Learning transferable land cover semantics for open vocabulary interactions with remote sensing images

Why should we confine land cover classes to rigid and arbitrary definitions? Land cover mapping is a central task in remote sensing image processing, but the rigorous class definitions can sometimes restrict the transferability of annotations between datasets. Open vocabulary recognition, i.e. using natural language to define a specific object or pattern in an image, breaks free from predefined nomenclature and offers flexible recognition of diverse categories with a more general image understanding across datasets and labels. The open vocabulary framework opens doors to search for concepts of interest, beyond individual class boundaries.

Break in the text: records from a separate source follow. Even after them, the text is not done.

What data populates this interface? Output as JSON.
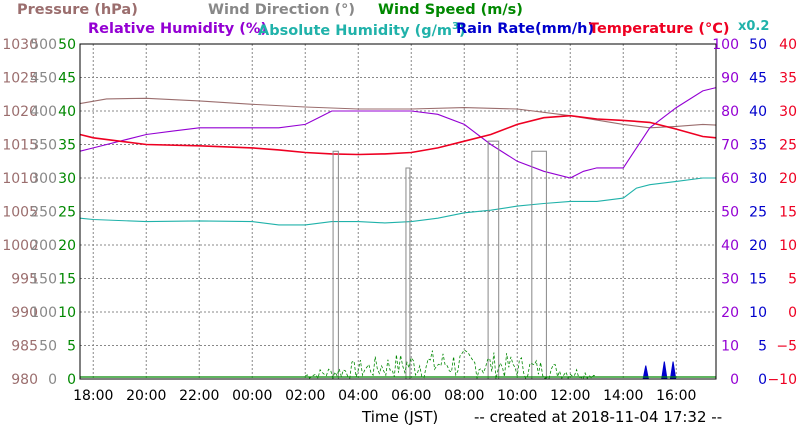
{
  "legend": {
    "pressure": "Pressure (hPa)",
    "wind_direction": "Wind Direction (°)",
    "wind_speed": "Wind Speed (m/s)",
    "relative_humidity": "Relative Humidity (%)",
    "absolute_humidity_prefix": "Absolute Humidity (g/m",
    "absolute_humidity_sup": "3",
    "absolute_humidity_suffix": ")",
    "rain_rate": "Rain Rate(mm/h)",
    "temperature": "Temperature (°C)",
    "scale_factor": "x0.2"
  },
  "colors": {
    "pressure": "#9b6e6e",
    "wind_direction": "#888888",
    "wind_speed": "#008800",
    "relative_humidity": "#9400d3",
    "absolute_humidity": "#20b2aa",
    "rain_rate": "#0000cc",
    "temperature": "#ee0022",
    "grid": "#888888"
  },
  "footer": {
    "xlabel": "Time (JST)",
    "created": "-- created at 2018-11-04 17:32 --"
  },
  "chart_data": {
    "type": "line",
    "xlabel": "Time (JST)",
    "x_tick_labels": [
      "18:00",
      "20:00",
      "22:00",
      "00:00",
      "02:00",
      "04:00",
      "06:00",
      "08:00",
      "10:00",
      "12:00",
      "14:00",
      "16:00"
    ],
    "x_range_hours": [
      17.5,
      41.5
    ],
    "grid": true,
    "axes": {
      "pressure": {
        "range": [
          980,
          1030
        ],
        "ticks": [
          "1030",
          "1025",
          "1020",
          "1015",
          "1010",
          "1005",
          "1000",
          "995",
          "990",
          "985",
          "980"
        ]
      },
      "wind_direction": {
        "range": [
          0,
          500
        ],
        "ticks": [
          "500",
          "450",
          "400",
          "350",
          "300",
          "250",
          "200",
          "150",
          "100",
          "50",
          "0"
        ]
      },
      "wind_speed": {
        "range": [
          0,
          50
        ],
        "ticks": [
          "50",
          "45",
          "40",
          "35",
          "30",
          "25",
          "20",
          "15",
          "10",
          "5",
          "0"
        ]
      },
      "relative_humidity": {
        "range": [
          0,
          100
        ],
        "ticks": [
          "100",
          "90",
          "80",
          "70",
          "60",
          "50",
          "40",
          "30",
          "20",
          "10",
          "0"
        ]
      },
      "rain_rate": {
        "range": [
          0,
          50
        ],
        "ticks": [
          "50",
          "45",
          "40",
          "35",
          "30",
          "25",
          "20",
          "15",
          "10",
          "5",
          "0"
        ]
      },
      "temperature": {
        "range": [
          -10,
          40
        ],
        "ticks": [
          "40",
          "35",
          "30",
          "25",
          "20",
          "15",
          "10",
          "5",
          "0",
          "−5",
          "−10"
        ]
      }
    },
    "series": [
      {
        "name": "Pressure (hPa)",
        "axis": "pressure",
        "x": [
          17.5,
          18.5,
          20,
          22,
          24,
          26,
          28,
          30,
          32,
          34,
          36,
          38,
          39,
          40,
          41,
          41.5
        ],
        "y": [
          1021.1,
          1021.8,
          1021.9,
          1021.5,
          1021.0,
          1020.6,
          1020.3,
          1020.3,
          1020.5,
          1020.3,
          1019.3,
          1018.0,
          1017.5,
          1017.7,
          1018.0,
          1017.9
        ]
      },
      {
        "name": "Relative Humidity (%)",
        "axis": "relative_humidity",
        "x": [
          17.5,
          18,
          19,
          20,
          21,
          22,
          23,
          24,
          25,
          26,
          26.5,
          27,
          28,
          29,
          30,
          31,
          32,
          33,
          34,
          35,
          36,
          36.5,
          37,
          38,
          38.5,
          39,
          39.5,
          40,
          41,
          41.5
        ],
        "y": [
          68,
          69,
          71,
          73,
          74,
          75,
          75,
          75,
          75,
          76,
          78,
          80,
          80,
          80,
          80,
          79,
          76,
          70,
          65,
          62,
          60,
          62,
          63,
          63,
          69,
          75,
          78,
          81,
          86,
          87
        ]
      },
      {
        "name": "Temperature (°C)",
        "axis": "temperature",
        "x": [
          17.5,
          18,
          19,
          20,
          22,
          24,
          25,
          26,
          27,
          28,
          29,
          30,
          31,
          32,
          33,
          34,
          35,
          36,
          37,
          38,
          39,
          40,
          41,
          41.5
        ],
        "y": [
          26.5,
          26,
          25.5,
          25,
          24.8,
          24.5,
          24.2,
          23.8,
          23.6,
          23.5,
          23.6,
          23.8,
          24.5,
          25.5,
          26.5,
          28,
          29,
          29.3,
          28.8,
          28.6,
          28.3,
          27.3,
          26.2,
          26.0
        ]
      },
      {
        "name": "Absolute Humidity (g/m3)",
        "axis": "pressure_grid_0_50",
        "x": [
          17.5,
          18,
          20,
          22,
          24,
          25,
          26,
          27,
          28,
          29,
          30,
          31,
          32,
          33,
          34,
          35,
          36,
          37,
          38,
          38.5,
          39,
          40,
          41,
          41.5
        ],
        "y": [
          24.0,
          23.8,
          23.5,
          23.6,
          23.5,
          23.0,
          23.0,
          23.5,
          23.5,
          23.3,
          23.5,
          24.0,
          24.8,
          25.2,
          25.8,
          26.2,
          26.5,
          26.5,
          27.0,
          28.5,
          29.0,
          29.5,
          30.0,
          30.0
        ]
      },
      {
        "name": "Wind Direction (°)",
        "axis": "wind_direction",
        "blocks": [
          [
            27.05,
            27.25,
            340
          ],
          [
            29.8,
            29.95,
            315
          ],
          [
            32.9,
            33.3,
            355
          ],
          [
            34.55,
            35.1,
            340
          ]
        ]
      },
      {
        "name": "Rain Rate(mm/h)",
        "axis": "rain_rate",
        "bars": [
          [
            38.75,
            38.95,
            2.0
          ],
          [
            39.45,
            39.65,
            2.6
          ],
          [
            39.78,
            39.98,
            2.6
          ]
        ]
      },
      {
        "name": "Wind Speed (m/s)",
        "axis": "wind_speed",
        "baseline": 0.3,
        "gust_window_hours": [
          26,
          37
        ]
      }
    ]
  }
}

In this work, we propose to use Text As supervision for COntrastive Semantic Segmentation (TACOSS), and we design an open vocabulary semantic segmentation model that extends its capacities beyond that of a traditional model for land cover mapping: In addition to visual pattern recognition, TACOSS leverages the common sense knowledge captured by language models and is capable of interpreting the image at the pixel level, attributing semantics to each pixel and removing the constraints of a fixed set of land cover labels. By learning to match visual representations with text embeddings, TACOSS can transition smoothly from one set of labels to another and enables the interaction with remote sensing images in natural language. Our approach combines a pretrained text encoder with a visual encoder and adopts supervised contrastive learning to align the visual and textual modalities. We explore several text encoders and label representation methods and compare their abilities to encode transferable land cover semantics. The model's capacity to predict a set of different land cover labels on an unseen dataset is also explored to illustrate the generalization capacities across domains of our approach. Overall, TACOSS is a general method and permits adapting between different sets of land cover labels with minimal computational overhead. Code is publicly available online1.